In a recent communication, the company announced to the app developer community that all apps must abide by its new App Tracking Transparency framework. All forms of tracking will need to be explained, for review by Apple, and must be declared in the product’s App Store privacy information section. This new privacy framework will be applicable across the suite of devices, including iPhone, iPad and TV OS systems effective as of 26 April.

Apple has said that some mobile apps may be banned from their App Store if they do not comply with the forthcoming privacy standards in conjunction with their app developer program license agreement. On the flip side of the coin, there are many voices in the industry who expect that a high number of users may decline to be tracked across apps and websites given such an explicit choice. Invariably, the fear is of the negative impact to the mobile advertising industry ecosystem: Such a restriction may lead to serious shortfall in ad tracking and targeting data gathered from Apple devices by third parties.

Apple has been vocal for some time regards improving the privacy of its users, and this latest privacy innovation was already floated by the company last year. There are some who have been critical of this move. Facebook, for one, has been ruffled by these latest changes essentially arguing that Apple is using a dominant market position to self-preference their own data collection while obstructing competitors to use the same data. This new explicit consent could harm Facebook’s (and others) ad revenue.

The Financial Times reports this week that these latest privacy changes coincide with Apple’s expansion of its own advertising business. In addition to the existing Apple Store search ads results introduced in 2016, the company now plans to add a secondary channel level of advertising to the Suggested App feature (in store), which will give advertisers the ability to promote their apps across the whole Apple network.
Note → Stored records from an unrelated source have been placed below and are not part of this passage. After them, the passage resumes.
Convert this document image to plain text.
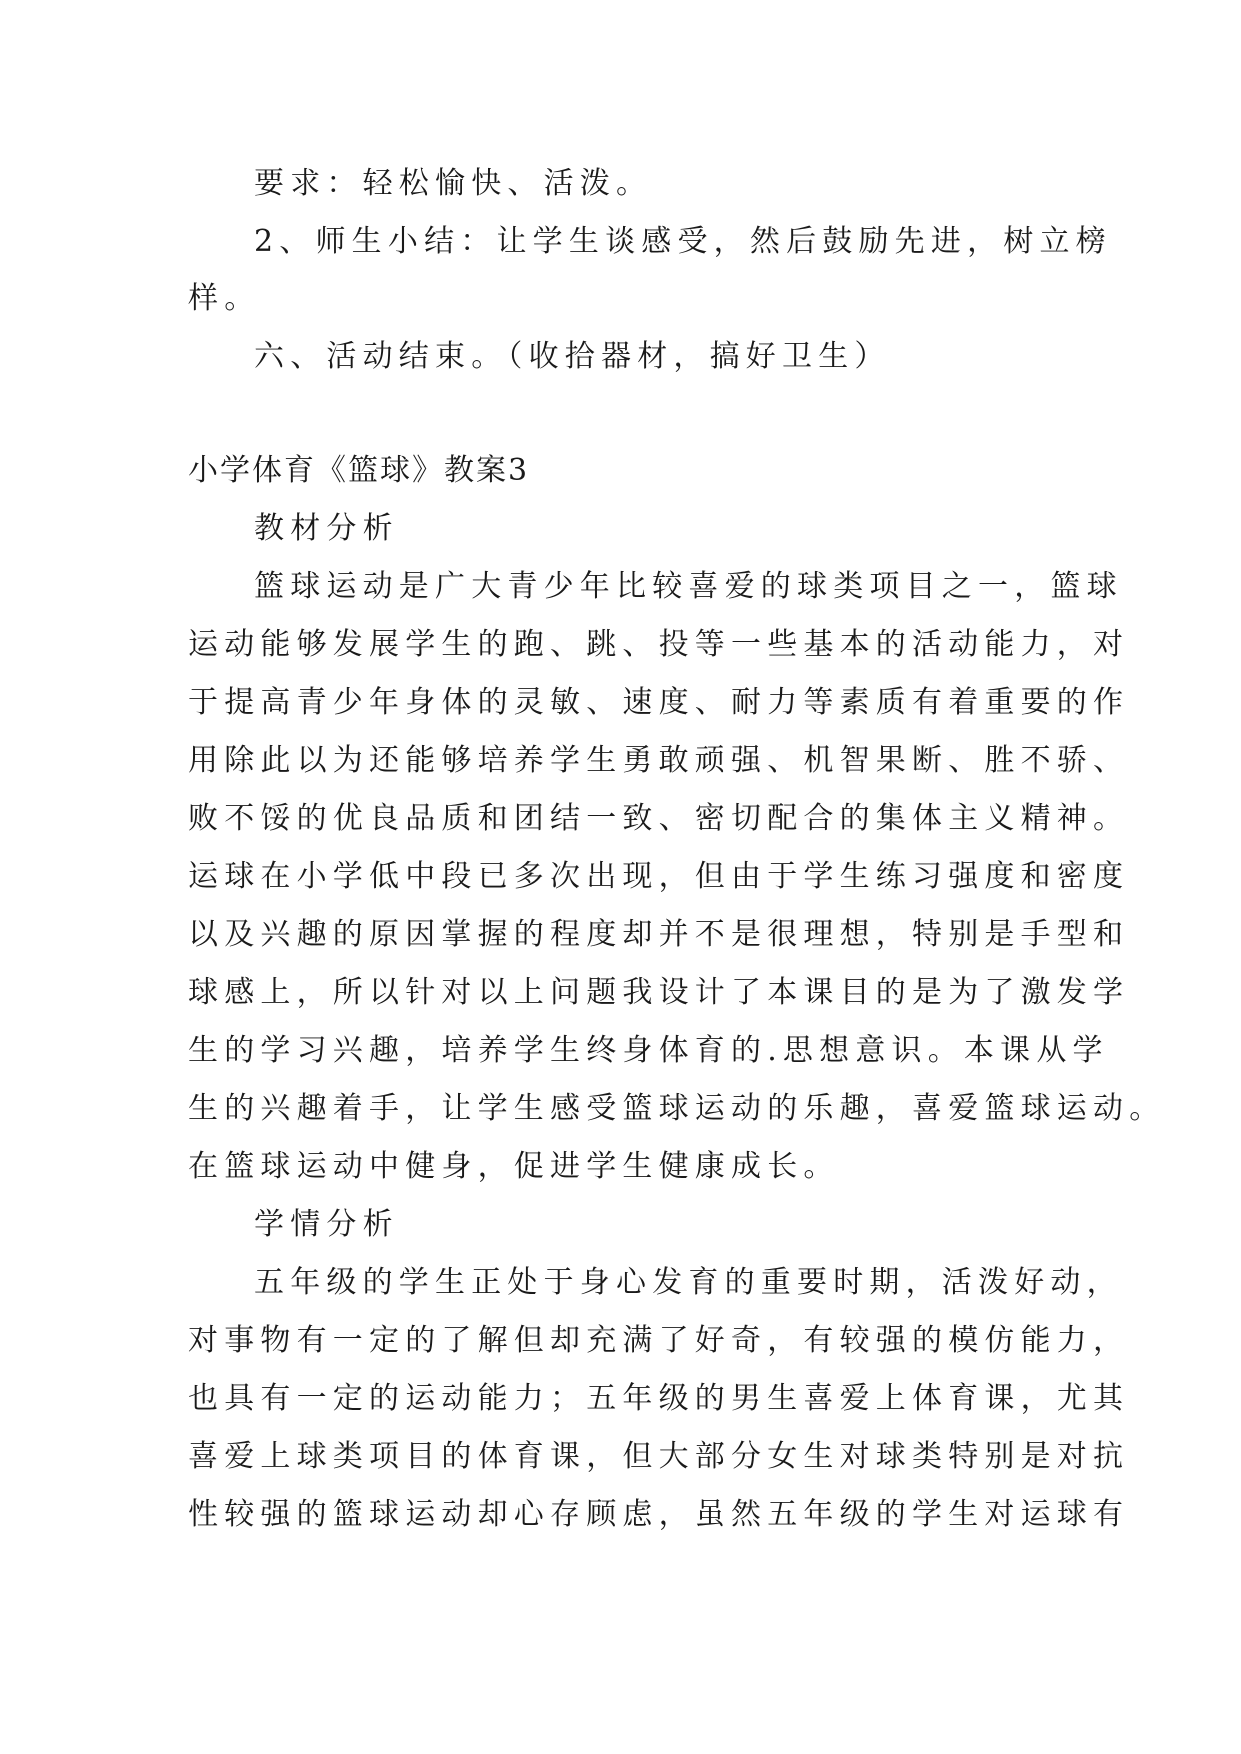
要求：轻松愉快、活泼。
2、师生小结：让学生谈感受，然后鼓励先进，树立榜
样。
六、活动结束。（收拾器材，搞好卫生）
小学体育《篮球》教案3
教材分析
篮球运动是广大青少年比较喜爱的球类项目之一，篮球
运动能够发展学生的跑、跳、投等一些基本的活动能力，对
于提高青少年身体的灵敏、速度、耐力等素质有着重要的作
用除此以为还能够培养学生勇敢顽强、机智果断、胜不骄、
败不馁的优良品质和团结一致、密切配合的集体主义精神。
运球在小学低中段已多次出现，但由于学生练习强度和密度
以及兴趣的原因掌握的程度却并不是很理想，特别是手型和
球感上，所以针对以上问题我设计了本课目的是为了激发学
生的学习兴趣，培养学生终身体育的.思想意识。本课从学
生的兴趣着手，让学生感受篮球运动的乐趣，喜爱篮球运动。
在篮球运动中健身，促进学生健康成长。
学情分析
五年级的学生正处于身心发育的重要时期，活泼好动，
对事物有一定的了解但却充满了好奇，有较强的模仿能力，
也具有一定的运动能力；五年级的男生喜爱上体育课，尤其
喜爱上球类项目的体育课，但大部分女生对球类特别是对抗
性较强的篮球运动却心存顾虑，虽然五年级的学生对运球有
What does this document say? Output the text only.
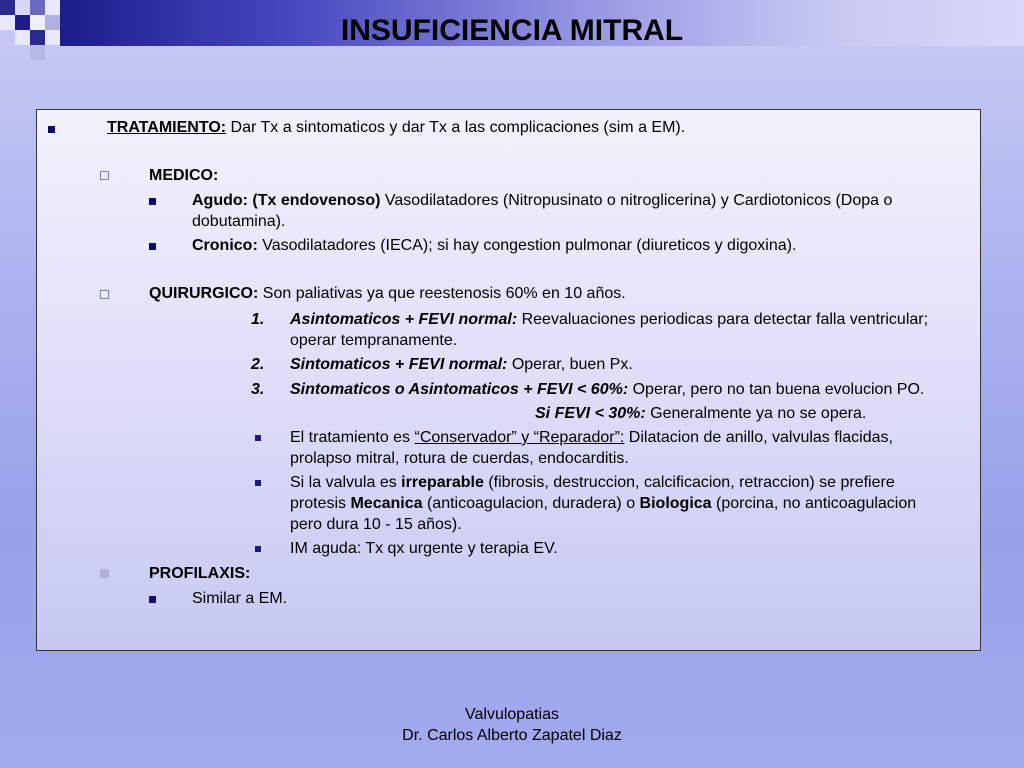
INSUFICIENCIA MITRAL
TRATAMIENTO: Dar Tx a sintomaticos y dar Tx a las complicaciones (sim a EM).
MEDICO:
Agudo: (Tx endovenoso) Vasodilatadores (Nitropusinato o nitroglicerina) y Cardiotonicos (Dopa o
dobutamina).
Cronico: Vasodilatadores (IECA); si hay congestion pulmonar (diureticos y digoxina).
QUIRURGICO: Son paliativas ya que reestenosis 60% en 10 años.
1. Asintomaticos + FEVI normal: Reevaluaciones periodicas para detectar falla ventricular;
operar tempranamente.
2. Sintomaticos + FEVI normal: Operar, buen Px.
3. Sintomaticos o Asintomaticos + FEVI < 60%: Operar, pero no tan buena evolucion PO.
Si FEVI < 30%: Generalmente ya no se opera.
El tratamiento es “Conservador” y “Reparador”: Dilatacion de anillo, valvulas flacidas,
prolapso mitral, rotura de cuerdas, endocarditis.
Si la valvula es irreparable (fibrosis, destruccion, calcificacion, retraccion) se prefiere
protesis Mecanica (anticoagulacion, duradera) o Biologica (porcina, no anticoagulacion
pero dura 10 - 15 años).
IM aguda: Tx qx urgente y terapia EV.
PROFILAXIS:
Similar a EM.
Valvulopatias
Dr. Carlos Alberto Zapatel Diaz
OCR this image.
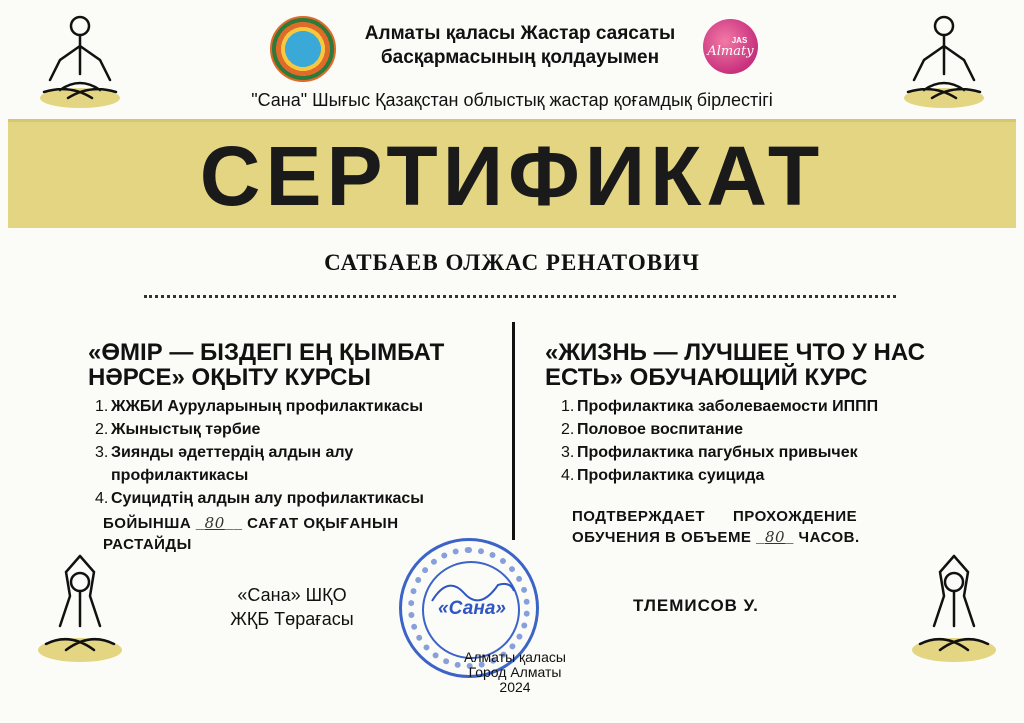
Алматы қаласы Жастар саясаты
басқармасының қолдауымен
JAS
Almaty
"Сана" Шығыс Қазақстан облыстық жастар қоғамдық бірлестігі
СЕРТИФИКАТ
САТБАЕВ ОЛЖАС РЕНАТОВИЧ
«ӨМІР — БІЗДЕГІ ЕҢ ҚЫМБАТ НӘРСЕ» ОҚЫТУ КУРСЫ
1. ЖЖБИ Ауруларының профилактикасы
2. Жыныстық тәрбие
3. Зиянды әдеттердің алдын алу профилактикасы
4. Суицидтің алдын алу профилактикасы
БОЙЫНША _80__ САҒАТ ОҚЫҒАНЫН РАСТАЙДЫ
«Сана» ШҚО
ЖҚБ Төрағасы
«ЖИЗНЬ — ЛУЧШЕЕ ЧТО У НАС ЕСТЬ» ОБУЧАЮЩИЙ КУРС
1. Профилактика заболеваемости ИППП
2. Половое воспитание
3. Профилактика пагубных привычек
4. Профилактика суицида
ПОДТВЕРЖДАЕТ      ПРОХОЖДЕНИЕ
ОБУЧЕНИЯ В ОБЪЕМЕ _80_ ЧАСОВ.
ТЛЕМИСОВ У.
«Сана»
Алматы қаласы
Город Алматы
2024
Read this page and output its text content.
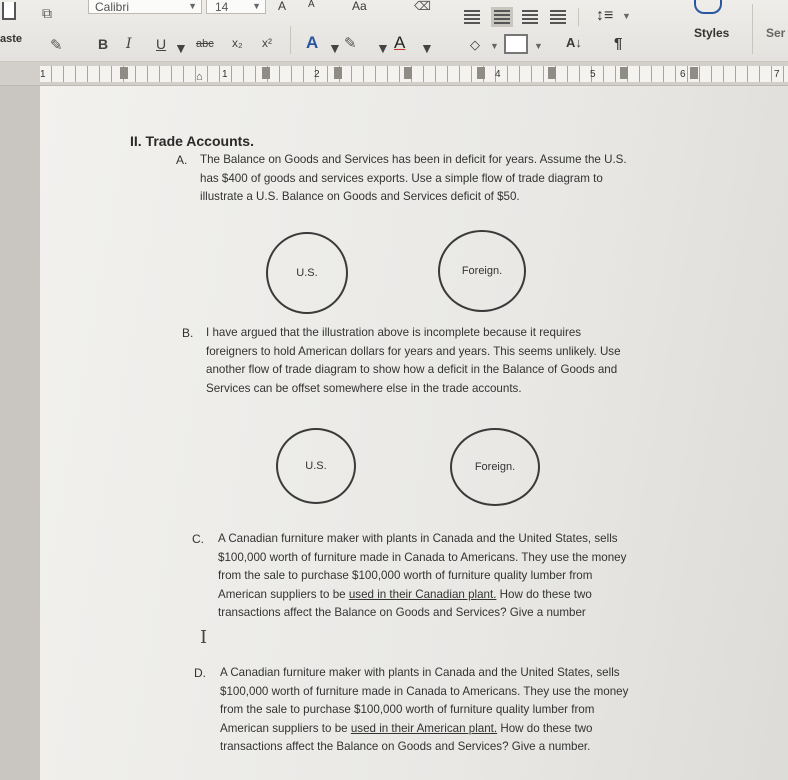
aste
⧉
✎
Calibri	▼	14	▼ A A	Aa	⌫
B I U ▼ abc x₂ x² A ▼ ✎ ▼ A ▼
↕≡ ▼
◇ ▼	▼ A↓ ¶
Styles	Ser
1	1	2	4	5	6	7
⌂
II. Trade Accounts.
A. The Balance on Goods and Services has been in deficit for years. Assume the U.S.
has $400 of goods and services exports. Use a simple flow of trade diagram to
illustrate a U.S. Balance on Goods and Services deficit of $50.
U.S.	Foreign.
B. I have argued that the illustration above is incomplete because it requires
foreigners to hold American dollars for years and years. This seems unlikely. Use
another flow of trade diagram to show how a deficit in the Balance of Goods and
Services can be offset somewhere else in the trade accounts.
U.S.	Foreign.
C. A Canadian furniture maker with plants in Canada and the United States, sells
$100,000 worth of furniture made in Canada to Americans. They use the money
from the sale to purchase $100,000 worth of furniture quality lumber from
American suppliers to be used in their Canadian plant. How do these two
transactions affect the Balance on Goods and Services? Give a number
I
D. A Canadian furniture maker with plants in Canada and the United States, sells
$100,000 worth of furniture made in Canada to Americans. They use the money
from the sale to purchase $100,000 worth of furniture quality lumber from
American suppliers to be used in their American plant. How do these two
transactions affect the Balance on Goods and Services? Give a number.
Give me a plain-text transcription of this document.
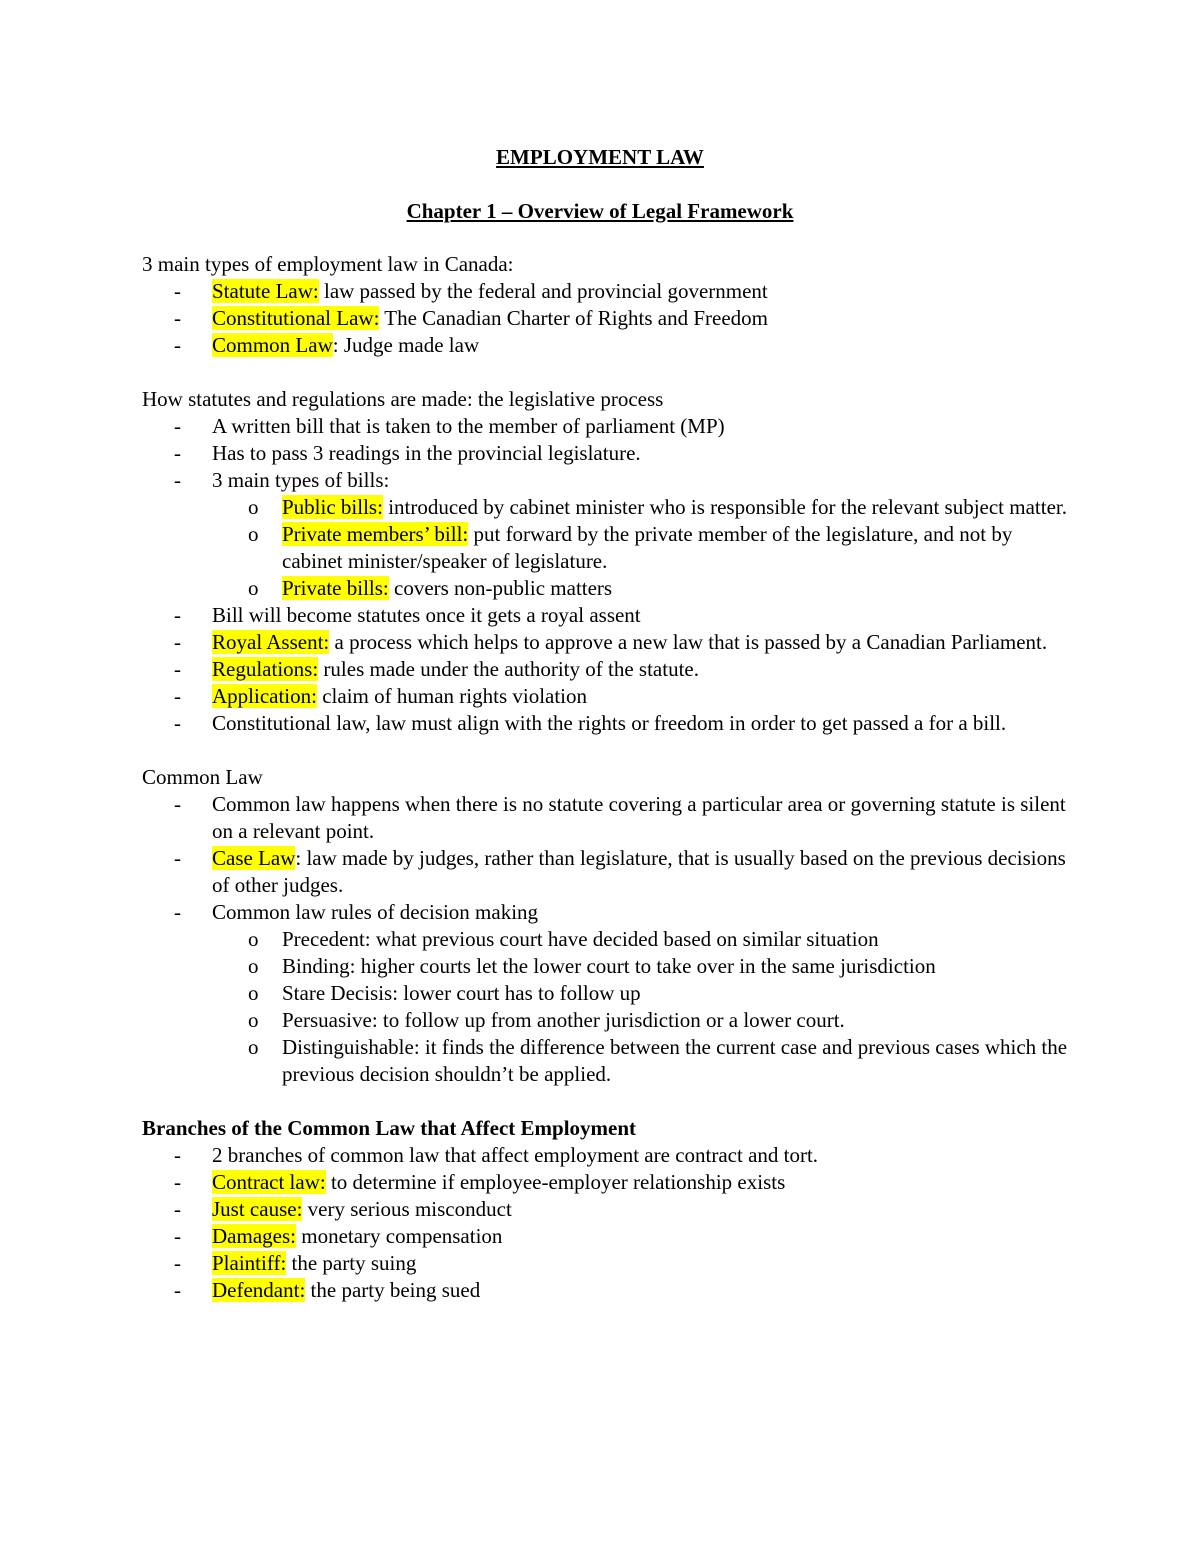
EMPLOYMENT LAW
Chapter 1 – Overview of Legal Framework

3 main types of employment law in Canada:

- Statute Law: law passed by the federal and provincial government
- Constitutional Law: The Canadian Charter of Rights and Freedom
- Common Law: Judge made law

How statutes and regulations are made: the legislative process

- A written bill that is taken to the member of parliament (MP)
- Has to pass 3 readings in the provincial legislature.
- 3 main types of bills:
o Public bills: introduced by cabinet minister who is responsible for the relevant subject matter.
o Private members’ bill: put forward by the private member of the legislature, and not by cabinet minister/speaker of legislature.
o Private bills: covers non-public matters
- Bill will become statutes once it gets a royal assent
- Royal Assent: a process which helps to approve a new law that is passed by a Canadian Parliament.
- Regulations: rules made under the authority of the statute.
- Application: claim of human rights violation
- Constitutional law, law must align with the rights or freedom in order to get passed a for a bill.

Common Law

- Common law happens when there is no statute covering a particular area or governing statute is silent on a relevant point.
- Case Law: law made by judges, rather than legislature, that is usually based on the previous decisions of other judges.
- Common law rules of decision making
o Precedent: what previous court have decided based on similar situation
o Binding: higher courts let the lower court to take over in the same jurisdiction
o Stare Decisis: lower court has to follow up
o Persuasive: to follow up from another jurisdiction or a lower court.
o Distinguishable: it finds the difference between the current case and previous cases which the previous decision shouldn’t be applied.

Branches of the Common Law that Affect Employment

- 2 branches of common law that affect employment are contract and tort.
- Contract law: to determine if employee-employer relationship exists
- Just cause: very serious misconduct
- Damages: monetary compensation
- Plaintiff: the party suing
- Defendant: the party being sued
For context, I read elsewhere that the App Store drives the bulk of Apple services revenue today, including a 15% to 30% commission on in-app purchases. Apple clearly see this new additional channel as an important enhancement to their revenue streams.

Moreover, this new advertising channel may be of greater appeal to advertisers once the new privacy changes come into play potentially reducing the effectiveness and return on targeted ads. Critics will argue that these privacy changes favor Apple’s own competitive business interests first and foremost, as claimed by Mark Zuckerberg. It is interesting to note that while the new App Tracking Transparency framework prohibits third-party tracking without user consent, first-party tracking is allowed. The Apple Store Search Ads are technically first party, as there is no third-party data sharing since Apple owns the store. You could conclude that this is conveniently poised to favor Apple interests giving its own ad network an unfair advantage.

All considered, Apple’s move is bold, and the introduction of explicit consent for third-party tracking is certainly going to have some level of impact. Something to watch.